Square Root of 249

The square root is the inverse of the square of the number. 249 is not a perfect square. The square root of 249 is expressed in both radical and exponential form. In the radical form, it is expressed as √249, whereas (249)^(1/2) in the exponential form. √249 ≈ 15.7797, which is an irrational number because it cannot be expressed in the form of p/q, where p and q are integers and q ≠ 0.

The prime factorization method is typically used for perfect square numbers. However, for non-perfect square numbers, the long-division method and approximation method are more appropriate. Let us now learn the following methods:

• Prime factorization method
• Long division method
• Approximation method

The product of prime factors is the Prime factorization of a number. Now let us look at how 249 is broken down into its prime factors:

Step 1: Finding the prime factors of 249 Breaking it down, we get 3 x 83: 3^1 x 83^1

Step 2: Now we have found out the prime factors of 249. Since 249 is not a perfect square, the digits of the number can’t be grouped into pairs.

Therefore, calculating √249 using prime factorization is not straightforward.

The long division method is particularly used for non-perfect square numbers. In this method, we should check the closest perfect square number for the given number. Let us now learn how to find the square root using the long division method, step by step.

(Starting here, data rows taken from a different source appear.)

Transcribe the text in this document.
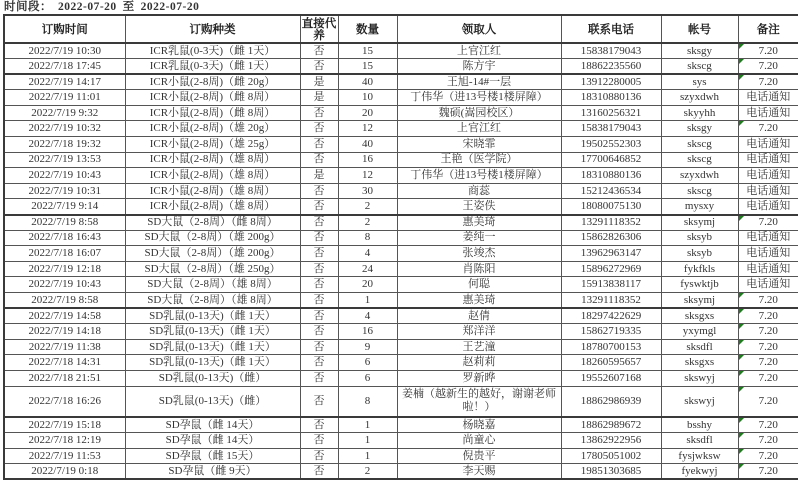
时间段： 2022-07-20 至 2022-07-20
订购时间	订购种类	直接代养	数量	领取人	联系电话	帐号	备注
2022/7/19 10:30	ICR乳鼠(0-3天)（雌 1天）	否	15	上官江红	15838179043	sksgy	7.20
2022/7/18 17:45	ICR乳鼠(0-3天)（雌 1天）	否	15	陈方宇	18862235560	skscg	7.20
2022/7/19 14:17	ICR小鼠(2-8周)（雌 20g）	是	40	王旭-14#一层	13912280005	sys	7.20
2022/7/19 11:01	ICR小鼠(2-8周)（雌 8周）	是	10	丁伟华（进13号楼1楼屏障）	18310880136	szyxdwh	电话通知
2022/7/19 9:32	ICR小鼠(2-8周)（雌 8周）	否	20	魏硕(嵩园校区）	13160256321	skyyhh	电话通知
2022/7/19 10:32	ICR小鼠(2-8周)（雄 20g）	否	12	上官江红	15838179043	sksgy	7.20
2022/7/18 19:32	ICR小鼠(2-8周)（雄 25g）	否	40	宋晓霏	19502552303	skscg	电话通知
2022/7/19 13:53	ICR小鼠(2-8周)（雄 8周）	否	16	王艳（医学院）	17700646852	skscg	电话通知
2022/7/19 10:43	ICR小鼠(2-8周)（雄 8周）	是	12	丁伟华（进13号楼1楼屏障）	18310880136	szyxdwh	电话通知
2022/7/19 10:31	ICR小鼠(2-8周)（雄 8周）	否	30	商蕊	15212436534	skscg	电话通知
2022/7/19 9:14	ICR小鼠(2-8周)（雄 8周）	否	2	王姿佚	18080075130	mysxy	电话通知
2022/7/19 8:58	SD大鼠（2-8周）（雌 8周）	否	2	惠美琦	13291118352	sksymj	7.20
2022/7/18 16:43	SD大鼠（2-8周）（雄 200g）	否	8	姜纯一	15862826306	sksyb	电话通知
2022/7/18 16:07	SD大鼠（2-8周）（雄 200g）	否	4	张竣杰	13962963147	sksyb	电话通知
2022/7/19 12:18	SD大鼠（2-8周）（雄 250g）	否	24	肖陈阳	15896272969	fykfkls	电话通知
2022/7/19 10:43	SD大鼠（2-8周）（雄 8周）	否	20	何聪	15913838117	fyswktjb	电话通知
2022/7/19 8:58	SD大鼠（2-8周）（雄 8周）	否	1	惠美琦	13291118352	sksymj	7.20
2022/7/19 14:58	SD乳鼠(0-13天)（雌 1天）	否	4	赵倩	18297422629	sksgxs	7.20
2022/7/19 14:18	SD乳鼠(0-13天)（雌 1天）	否	16	郑洋洋	15862719335	yxymgl	7.20
2022/7/19 11:38	SD乳鼠(0-13天)（雌 1天）	否	9	王艺潼	18780700153	sksdfl	7.20
2022/7/18 14:31	SD乳鼠(0-13天)（雌 1天）	否	6	赵莉莉	18260595657	sksgxs	7.20
2022/7/18 21:51	SD乳鼠(0-13天)（雌）	否	6	罗新晔	19552607168	skswyj	7.20
2022/7/18 16:26	SD乳鼠(0-13天)（雌）	否	8	姜楠（越新生的越好，谢谢老师啦！）	18862986939	skswyj	7.20
2022/7/19 15:18	SD孕鼠（雌 14天）	否	1	杨晓嘉	18862989672	bsshy	7.20
2022/7/18 12:19	SD孕鼠（雌 14天）	否	1	尚童心	13862922956	sksdfl	7.20
2022/7/19 11:53	SD孕鼠（雌 15天）	否	1	倪贵平	17805051002	fysjwksw	7.20
2022/7/19 0:18	SD孕鼠（雌 9天）	否	2	李天赐	19851303685	fyekwyj	7.20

Step 1: To begin with, we need to group the numbers from right to left. In the case of 249, we need to group it as 49 and 2.

Step 2: Now we need to find n whose square is 2. We can say n as ‘1’ because 1 x 1 is lesser than or equal to 2. Now the quotient is 1, after subtracting 1 from 2, the remainder is 1.

Step 3: Now let us bring down 49, which is the new dividend. Add the old divisor with the same number, 1 + 1, and we get 2, which will be our new divisor.

Step 4: The new divisor will be the sum of the dividend and quotient. Now we have 2n as the new divisor, we need to find the value of n.

Step 5: The next step is finding 2n x n ≤ 149. Let us consider n as 7, now 2 x 7 x 7 = 98

Step 6: Subtract 149 from 98, the difference is 51, and the quotient is 17.

Step 7: Since the dividend is greater than the divisor, we need to add a decimal point. Adding the decimal point allows us to add two zeroes to the dividend. Now the new dividend is 5100.

Step 8: Now we need to find the new divisor that is 157, because 157 x 3 = 471.

Step 9: Subtracting 471 from 5100, we get the result 429.

Step 10: Now the quotient is 15.7.

Step 11: Continue doing these steps until we get two numbers after the decimal point. Suppose there are no decimal values; continue till the remainder is zero. So the square root of √249 is approximately 15.78.

The approximation method is another method for finding the square roots; it is an easy method to find the square root of a given number. Now let us learn how to find the square root of 249 using the approximation method.

Step 1: Now we have to find the closest perfect square of √249. The smallest perfect square less than 249 is 225, and the largest perfect square greater than 249 is 256. √249 falls somewhere between 15 and 16.

Step 2: Now we need to apply the formula that is (Given number - smallest perfect square) / (Greater perfect square - smallest perfect square). Going by the formula (249 - 225) / (256 - 225) ≈ 0.7742. Using the formula, we identified the decimal point of our square root. The next step is adding the value we got initially to the decimal number, which is 15 + 0.7742 ≈ 15.7742, so the square root of 249 is approximately 15.77.

• Square root: A square root is the inverse of a square. Example: 4^2 = 16, and the inverse of the square is the square root, that is √16 = 4.
   
• Irrational number: An irrational number is a number that cannot be written in the form of p/q, where q is not equal to zero, and p and q are integers.
   
• Principal square root: A number has both positive and negative square roots; however, the positive square root is more commonly used and is known as the principal square root.
   
• Prime factorization: The expression of a number as a product of its prime factors. For example, the prime factorization of 249 is 3 x 83.
   
• Decimal approximation: This refers to expressing an irrational number in decimal form to a certain degree of accuracy. For example, √249 ≈ 15.7797.